長いプロ野球の歴史の中で、数えきれない伝説が紡がれた。その一つひとつが、野球という国民的スポーツの面白さを倍増させたのは間違いない。野球ファンを“仰天”させた伝説。その数々を紹介していこう。 ターニングポイントの1年

サブマリンで200勝も達成した山田
1975年、阪急は優勝、そして
広島を破り球団初の日本一に輝いた。しかし、開幕投手でもあったエースの
山田久志は、引退か現役続行かで日々揺れていたという。この年、12勝10敗2セーブ。誇り高き男にとって納得できる数字ではないかもしれないが、そう悪いものではない。27歳と脂が乗り切っている。やめる理由などないように思うが、山田は本気だった。
「みんな山口、山口って(新人・
山口高志。日本一の立役者、史上最速のストレートを投げる男とも言われた)。上田(利治)監督の使い方も、ほんと存在感のないやり方。いままで山田って言ってたヤツはどこに行ったんだって。こんなことを考えている自分も嫌だったんで、だったらやめたろかって」
実際、水面下で
阪神との移籍話もあったが、上田監督との話し合いで残留。その後、「見返したる」と燃え、シンカーを習得。それまでのストレート、カーブのピッチングからグッと幅が広がり、翌76年は26勝で最多勝&MVP。以後、MVPは3年連続で獲得している。

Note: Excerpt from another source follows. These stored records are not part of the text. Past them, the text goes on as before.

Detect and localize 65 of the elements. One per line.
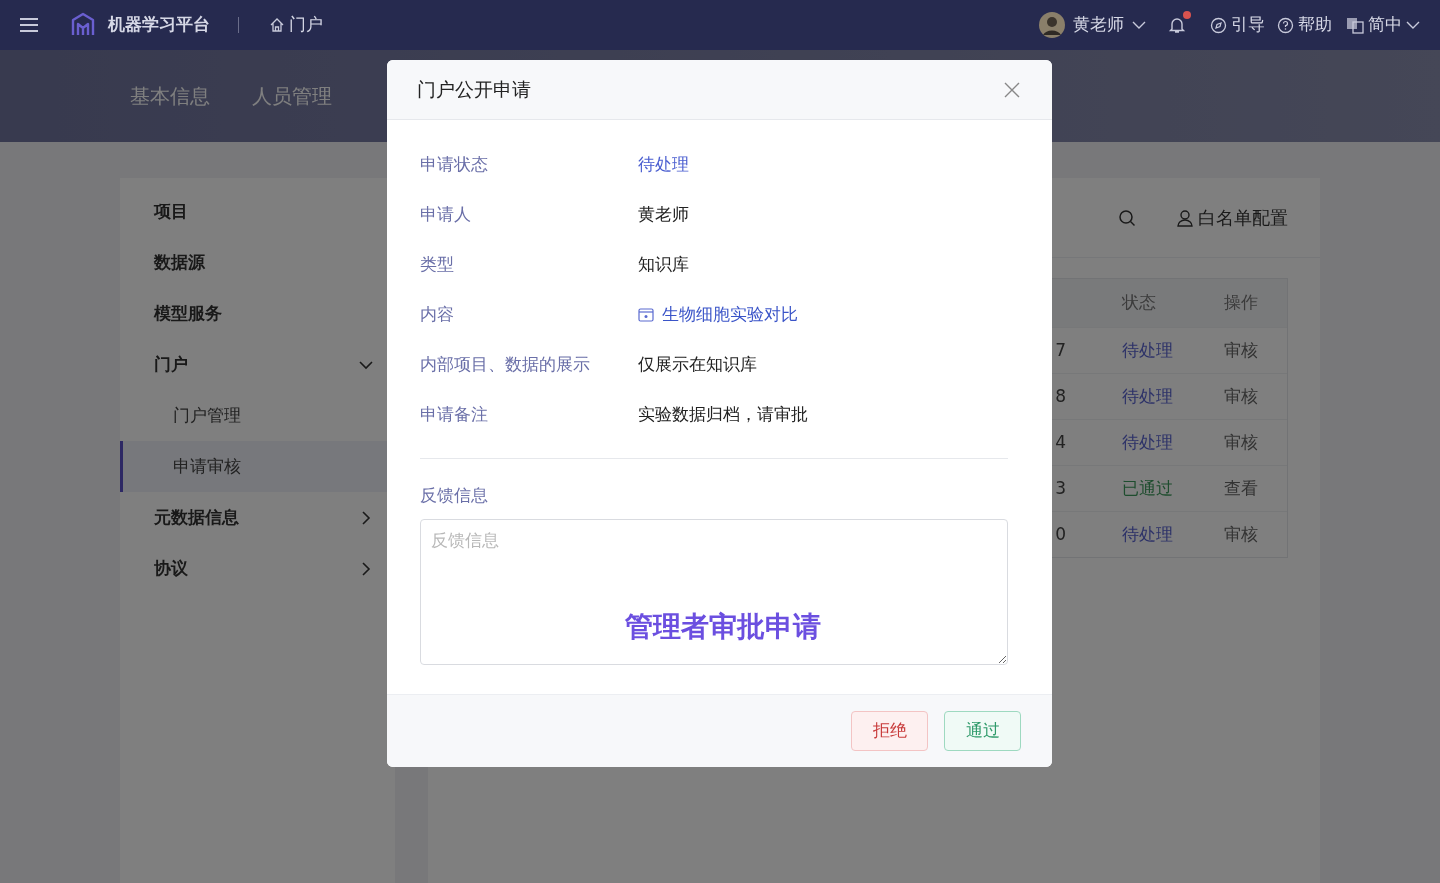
compass-icon — [1210, 16, 1227, 34]
sidebar-item[interactable]: 模型服务 — [120, 288, 395, 339]
language-menu[interactable]: 简中 — [1346, 12, 1420, 38]
user-icon — [1176, 208, 1194, 227]
menu-icon[interactable] — [20, 18, 38, 32]
header-link[interactable]: 帮助 — [1277, 12, 1332, 38]
notification-button[interactable] — [1166, 14, 1188, 36]
help-icon — [1277, 16, 1294, 34]
sidebar-item[interactable]: 门户 — [120, 339, 395, 390]
action-link[interactable]: 查看 — [1224, 475, 1258, 502]
search-icon[interactable] — [1118, 208, 1136, 227]
field-label: 申请人 — [420, 203, 471, 227]
column-header: 操作 — [1224, 291, 1258, 315]
field-value: 知识库 — [638, 253, 689, 277]
sidebar-item[interactable]: 协议 — [120, 543, 395, 594]
status-text: 待处理 — [1122, 338, 1173, 362]
close-icon — [1004, 81, 1020, 98]
user-menu[interactable]: 黄老师 — [1039, 12, 1146, 38]
field-label: 申请备注 — [420, 403, 488, 427]
avatar-icon — [1039, 12, 1065, 38]
caret-icon — [1406, 20, 1420, 30]
field-label: 反馈信息 — [420, 484, 489, 507]
bell-icon — [1168, 16, 1186, 34]
status-text: 已通过 — [1122, 476, 1173, 500]
sidebar-item[interactable]: 元数据信息 — [120, 492, 395, 543]
column-header: 状态 — [1122, 291, 1156, 315]
caption: 管理者审批申请 — [625, 609, 821, 645]
status-text: 待处理 — [1122, 430, 1173, 454]
action-link[interactable]: 审核 — [1224, 383, 1258, 410]
table-cell-text: 4 — [1055, 430, 1066, 454]
approve-button[interactable]: 通过 — [944, 711, 1021, 751]
platform-name: 机器学习平台 — [108, 13, 210, 37]
chevron-icon — [359, 510, 373, 525]
tab[interactable]: 基本信息 — [130, 81, 210, 111]
status-text: 待处理 — [1122, 522, 1173, 546]
field-label: 类型 — [420, 253, 454, 277]
sidebar-subitem[interactable]: 门户管理 — [120, 390, 395, 441]
logo-icon — [70, 12, 96, 38]
action-link[interactable]: 审核 — [1224, 337, 1258, 364]
caret-icon — [1132, 20, 1146, 30]
field-value: 黄老师 — [638, 203, 689, 227]
field-label: 申请状态 — [420, 153, 488, 177]
action-link[interactable]: 审核 — [1224, 521, 1258, 548]
status-text: 待处理 — [638, 153, 689, 177]
table-cell-text: 0 — [1055, 522, 1066, 546]
dialog-title: 门户公开申请 — [417, 77, 531, 103]
breadcrumb-link[interactable]: 门户 — [269, 12, 323, 38]
home-icon — [269, 17, 285, 33]
chevron-icon — [359, 561, 373, 576]
table-cell-text: 3 — [1055, 476, 1066, 500]
field-label: 内部项目、数据的展示 — [420, 353, 590, 377]
field-value: 实验数据归档，请审批 — [638, 403, 808, 427]
field-label: 内容 — [420, 303, 454, 327]
status-text: 待处理 — [1122, 384, 1173, 408]
field-value: 仅展示在知识库 — [638, 353, 757, 377]
sidebar-item[interactable]: 数据源 — [120, 237, 395, 288]
tab[interactable]: 人员管理 — [252, 81, 332, 111]
whitelist-button[interactable]: 白名单配置 — [1176, 204, 1288, 231]
content-link[interactable]: 生物细胞实验对比 — [638, 302, 798, 328]
sidebar-item[interactable]: 项目 — [120, 186, 395, 237]
table-cell-text: 7 — [1055, 338, 1066, 362]
reject-button[interactable]: 拒绝 — [851, 711, 928, 751]
table-cell-text: 8 — [1055, 384, 1066, 408]
action-link[interactable]: 审核 — [1224, 429, 1258, 456]
header-link[interactable]: 引导 — [1210, 12, 1265, 38]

奇しくも75年は、山田の勲章でもある12年連続開幕投手のスタートの年だ。いろいろな意味でターニングポイントとなった1年だった。
山田久志(やまだ・ひさし)
1948年7月29日生まれ。秋田県出身。能代高から富士鉄釜石を経て68年秋のドラフト1位で阪急に指名され、腰痛の治療のために69年途中に入団した。3年目の71年に最優秀防御率に。76年から3年連続MVP。82年には200勝を達成。88年限りで現役引退。2006年野球殿堂入り。主なタイトルはMVP3回、最優秀防御率2回、最多勝利3回、通算成績654試合登板、284勝166敗43セーブ、防御率3.18。